A sua misericórdia não se deixou vencer também a respeito de Cristóvão Laynez, irmão do Padre Diogo. Cristóvão, depois duma vida dissipada nos prazeres, quis entrar na Companhia, mas Inácio, não lhe reconhecendo vocação alguma, despediu-o, apesar de todas as suas instâncias e as de seus parentes. Ribadeneira pediu-lhe que lhe fornecesse meios para voltar a Espanha, porque ele tinha gasto o seu patrimônio e achava-se na miséria:

- Meu Pedro, - respondeu-lhe o Santo - ainda que eu possuísse todos os tesouros da terra, não daria um óbolo àqueles que se tornam indignos de ficar na Companhia. Eles não podem esperar, quando a abandonam, que ela os reembolse das fadigas que padeceram, como se as não tivessem dado gratuitamente a Deus Nosso Senhor, mas as tivessem apenas emprestado à Companhia; assim como não podem esperar, que, depois de terem recebido todos os dias o necessário, como interesse, tenham direito ainda a exigir a título de dívida, que lhe restituam o capital.

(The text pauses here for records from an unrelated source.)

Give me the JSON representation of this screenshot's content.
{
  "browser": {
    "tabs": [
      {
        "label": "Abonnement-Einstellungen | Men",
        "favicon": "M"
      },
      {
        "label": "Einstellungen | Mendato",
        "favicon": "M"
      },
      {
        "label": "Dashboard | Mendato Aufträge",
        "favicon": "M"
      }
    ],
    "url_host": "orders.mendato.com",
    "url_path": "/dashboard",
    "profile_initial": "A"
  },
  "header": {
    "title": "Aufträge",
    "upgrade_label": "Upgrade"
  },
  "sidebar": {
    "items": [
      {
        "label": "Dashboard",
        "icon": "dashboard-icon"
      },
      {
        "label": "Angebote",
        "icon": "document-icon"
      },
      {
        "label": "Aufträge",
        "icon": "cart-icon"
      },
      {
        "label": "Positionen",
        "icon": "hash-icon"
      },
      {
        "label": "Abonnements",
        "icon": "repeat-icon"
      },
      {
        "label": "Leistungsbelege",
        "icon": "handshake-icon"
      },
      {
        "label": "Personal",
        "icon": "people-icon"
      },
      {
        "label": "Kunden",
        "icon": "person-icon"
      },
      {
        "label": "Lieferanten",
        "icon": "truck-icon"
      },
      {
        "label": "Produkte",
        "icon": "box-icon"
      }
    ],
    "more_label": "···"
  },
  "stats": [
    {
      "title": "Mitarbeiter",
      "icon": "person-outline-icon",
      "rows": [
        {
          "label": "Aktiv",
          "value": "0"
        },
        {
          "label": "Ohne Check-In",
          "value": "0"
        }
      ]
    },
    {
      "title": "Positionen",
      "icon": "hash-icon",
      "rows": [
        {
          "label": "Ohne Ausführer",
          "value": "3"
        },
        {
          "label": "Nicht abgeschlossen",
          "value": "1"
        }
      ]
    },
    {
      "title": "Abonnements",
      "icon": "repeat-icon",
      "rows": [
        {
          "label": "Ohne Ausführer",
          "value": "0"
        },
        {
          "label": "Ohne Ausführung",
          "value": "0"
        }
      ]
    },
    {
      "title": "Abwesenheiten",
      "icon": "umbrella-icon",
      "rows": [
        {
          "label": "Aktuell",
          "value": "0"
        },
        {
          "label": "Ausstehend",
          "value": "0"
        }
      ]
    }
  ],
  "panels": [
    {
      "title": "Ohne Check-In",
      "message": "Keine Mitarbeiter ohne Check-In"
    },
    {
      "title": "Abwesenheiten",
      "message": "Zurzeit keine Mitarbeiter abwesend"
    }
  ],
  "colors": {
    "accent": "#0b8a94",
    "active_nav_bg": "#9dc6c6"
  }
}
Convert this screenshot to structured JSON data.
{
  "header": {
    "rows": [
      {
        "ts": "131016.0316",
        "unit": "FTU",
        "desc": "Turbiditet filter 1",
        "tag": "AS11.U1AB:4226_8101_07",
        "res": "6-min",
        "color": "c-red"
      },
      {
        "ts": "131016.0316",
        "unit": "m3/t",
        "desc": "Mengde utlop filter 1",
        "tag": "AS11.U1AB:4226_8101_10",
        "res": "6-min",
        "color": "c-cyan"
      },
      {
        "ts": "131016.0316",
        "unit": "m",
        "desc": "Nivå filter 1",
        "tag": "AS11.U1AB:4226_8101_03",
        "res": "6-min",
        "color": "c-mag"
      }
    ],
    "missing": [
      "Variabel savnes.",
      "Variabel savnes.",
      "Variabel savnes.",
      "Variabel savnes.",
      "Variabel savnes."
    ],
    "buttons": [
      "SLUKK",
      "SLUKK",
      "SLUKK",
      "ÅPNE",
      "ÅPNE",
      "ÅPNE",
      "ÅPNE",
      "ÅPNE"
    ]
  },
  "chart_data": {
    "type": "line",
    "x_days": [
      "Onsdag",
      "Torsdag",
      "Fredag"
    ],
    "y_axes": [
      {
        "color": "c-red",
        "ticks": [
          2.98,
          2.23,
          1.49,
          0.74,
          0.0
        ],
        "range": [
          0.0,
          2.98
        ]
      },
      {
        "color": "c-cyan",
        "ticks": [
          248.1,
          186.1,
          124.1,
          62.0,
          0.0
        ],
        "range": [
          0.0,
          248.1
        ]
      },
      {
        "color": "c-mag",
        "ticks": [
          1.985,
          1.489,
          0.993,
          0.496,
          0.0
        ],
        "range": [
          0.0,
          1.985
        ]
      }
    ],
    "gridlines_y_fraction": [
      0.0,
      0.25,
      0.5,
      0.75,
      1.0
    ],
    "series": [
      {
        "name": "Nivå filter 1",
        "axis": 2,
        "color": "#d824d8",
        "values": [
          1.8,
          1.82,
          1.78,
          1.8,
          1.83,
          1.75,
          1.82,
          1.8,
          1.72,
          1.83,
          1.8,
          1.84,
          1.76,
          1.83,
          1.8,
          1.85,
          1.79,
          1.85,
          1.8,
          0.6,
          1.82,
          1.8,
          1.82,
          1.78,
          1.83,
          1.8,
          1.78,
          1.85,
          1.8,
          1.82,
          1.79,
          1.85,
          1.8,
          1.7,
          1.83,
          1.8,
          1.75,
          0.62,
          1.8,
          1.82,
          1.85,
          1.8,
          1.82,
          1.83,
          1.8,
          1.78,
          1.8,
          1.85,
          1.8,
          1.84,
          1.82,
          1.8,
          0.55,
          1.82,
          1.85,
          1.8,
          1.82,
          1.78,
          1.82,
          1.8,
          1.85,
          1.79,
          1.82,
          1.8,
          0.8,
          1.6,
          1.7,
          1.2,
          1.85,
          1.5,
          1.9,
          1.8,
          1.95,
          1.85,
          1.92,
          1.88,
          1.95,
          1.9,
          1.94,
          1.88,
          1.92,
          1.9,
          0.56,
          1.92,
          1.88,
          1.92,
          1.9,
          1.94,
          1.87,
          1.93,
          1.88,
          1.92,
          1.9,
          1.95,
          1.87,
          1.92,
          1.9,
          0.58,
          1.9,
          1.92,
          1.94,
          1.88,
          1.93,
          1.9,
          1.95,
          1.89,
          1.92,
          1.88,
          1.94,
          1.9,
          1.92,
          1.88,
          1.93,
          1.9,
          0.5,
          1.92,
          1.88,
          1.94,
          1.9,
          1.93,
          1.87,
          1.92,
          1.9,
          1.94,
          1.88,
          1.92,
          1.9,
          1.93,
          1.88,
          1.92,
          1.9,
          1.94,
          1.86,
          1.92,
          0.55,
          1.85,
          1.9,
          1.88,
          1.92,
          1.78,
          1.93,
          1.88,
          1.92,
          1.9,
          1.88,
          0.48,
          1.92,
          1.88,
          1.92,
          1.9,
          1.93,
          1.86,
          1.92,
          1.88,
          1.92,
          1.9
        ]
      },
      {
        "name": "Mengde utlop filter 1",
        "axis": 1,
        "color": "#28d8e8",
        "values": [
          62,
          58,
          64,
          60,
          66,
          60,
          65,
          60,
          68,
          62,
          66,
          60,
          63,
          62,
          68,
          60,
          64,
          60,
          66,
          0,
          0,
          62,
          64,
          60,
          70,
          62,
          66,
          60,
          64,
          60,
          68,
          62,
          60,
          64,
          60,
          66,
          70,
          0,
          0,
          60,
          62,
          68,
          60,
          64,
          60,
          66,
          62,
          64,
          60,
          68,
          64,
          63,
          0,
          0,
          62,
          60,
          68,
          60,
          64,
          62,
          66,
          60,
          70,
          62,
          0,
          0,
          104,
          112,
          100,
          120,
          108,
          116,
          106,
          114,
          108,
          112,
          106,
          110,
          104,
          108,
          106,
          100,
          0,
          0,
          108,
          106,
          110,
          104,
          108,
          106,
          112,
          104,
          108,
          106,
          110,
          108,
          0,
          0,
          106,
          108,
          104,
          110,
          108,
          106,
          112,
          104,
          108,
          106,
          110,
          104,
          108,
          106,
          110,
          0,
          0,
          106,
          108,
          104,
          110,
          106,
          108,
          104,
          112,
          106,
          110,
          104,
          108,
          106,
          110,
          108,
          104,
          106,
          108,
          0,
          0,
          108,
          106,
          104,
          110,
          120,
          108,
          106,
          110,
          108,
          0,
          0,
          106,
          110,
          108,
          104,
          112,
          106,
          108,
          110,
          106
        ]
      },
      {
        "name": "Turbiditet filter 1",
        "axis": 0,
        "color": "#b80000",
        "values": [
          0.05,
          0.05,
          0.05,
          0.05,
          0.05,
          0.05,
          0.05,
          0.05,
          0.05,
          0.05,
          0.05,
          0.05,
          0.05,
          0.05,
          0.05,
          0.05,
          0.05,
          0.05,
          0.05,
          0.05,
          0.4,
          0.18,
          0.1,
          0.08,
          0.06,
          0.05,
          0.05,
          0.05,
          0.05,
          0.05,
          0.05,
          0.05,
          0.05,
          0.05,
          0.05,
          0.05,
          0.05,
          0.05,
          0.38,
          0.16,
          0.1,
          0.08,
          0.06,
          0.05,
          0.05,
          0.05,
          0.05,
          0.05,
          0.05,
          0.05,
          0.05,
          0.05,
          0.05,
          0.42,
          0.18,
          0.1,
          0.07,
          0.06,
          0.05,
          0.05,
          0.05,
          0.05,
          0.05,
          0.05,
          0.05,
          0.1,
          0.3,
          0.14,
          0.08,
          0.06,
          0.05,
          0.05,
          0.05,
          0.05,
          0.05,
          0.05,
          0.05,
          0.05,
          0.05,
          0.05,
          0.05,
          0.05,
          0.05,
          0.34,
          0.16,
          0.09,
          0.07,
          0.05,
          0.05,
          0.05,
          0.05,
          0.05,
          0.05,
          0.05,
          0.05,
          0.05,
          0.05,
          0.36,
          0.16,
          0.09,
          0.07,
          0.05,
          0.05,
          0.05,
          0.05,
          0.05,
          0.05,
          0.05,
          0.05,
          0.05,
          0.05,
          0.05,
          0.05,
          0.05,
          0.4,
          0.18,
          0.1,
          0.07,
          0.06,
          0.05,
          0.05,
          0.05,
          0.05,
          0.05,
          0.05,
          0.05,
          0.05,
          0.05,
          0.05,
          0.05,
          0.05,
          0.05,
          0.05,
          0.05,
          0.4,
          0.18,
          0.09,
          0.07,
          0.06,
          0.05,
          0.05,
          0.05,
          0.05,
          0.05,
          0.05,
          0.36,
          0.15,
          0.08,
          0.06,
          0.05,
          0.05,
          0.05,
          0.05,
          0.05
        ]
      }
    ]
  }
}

Desde a sua eleição ao generalato, o nosso Santo trabalhava nas Constituições da sua Ordem e dedicava-lhe algumas horas todos os dias. Se durante o dia lhe faltava o tempo, tomava à noite essas horas de trabalho, apesar dos seus sofrimentos e da sua fraqueza. Meditava muito tempo cada constituição, orava muito, escrevia em seguida, e quando terminava uma parte, colocava-a de manhã sobre o altar em que dizia missa, oferecia-a a Nosso Senhor, e pedia-lhe que lhe fizesse conhecer se a aceitava assim, ou se devia ser modificada, acrescentada ou cortada em alguns pontos. João Borelli, que ajudava à missa, foi muitas vezes testemunha disso. Conquanto Santo Inácio tivesse recebido, a respeito das Constituições, as luzes mais certas, a sua profunda humildade fazia-o proceder como se tivesse sido privado de qualquer revelação do alto. Disse um dia ao Padre Laynez:

- Diogo, não crês que Deus haja revelado a todos os fundadores as Constituições próprias da Ordem que haviam de estabelecer?

- Penso que sim, meu Padre, estou intimamente persuadido disso.

- É também o que eu penso, - replicou o nosso Santo [53].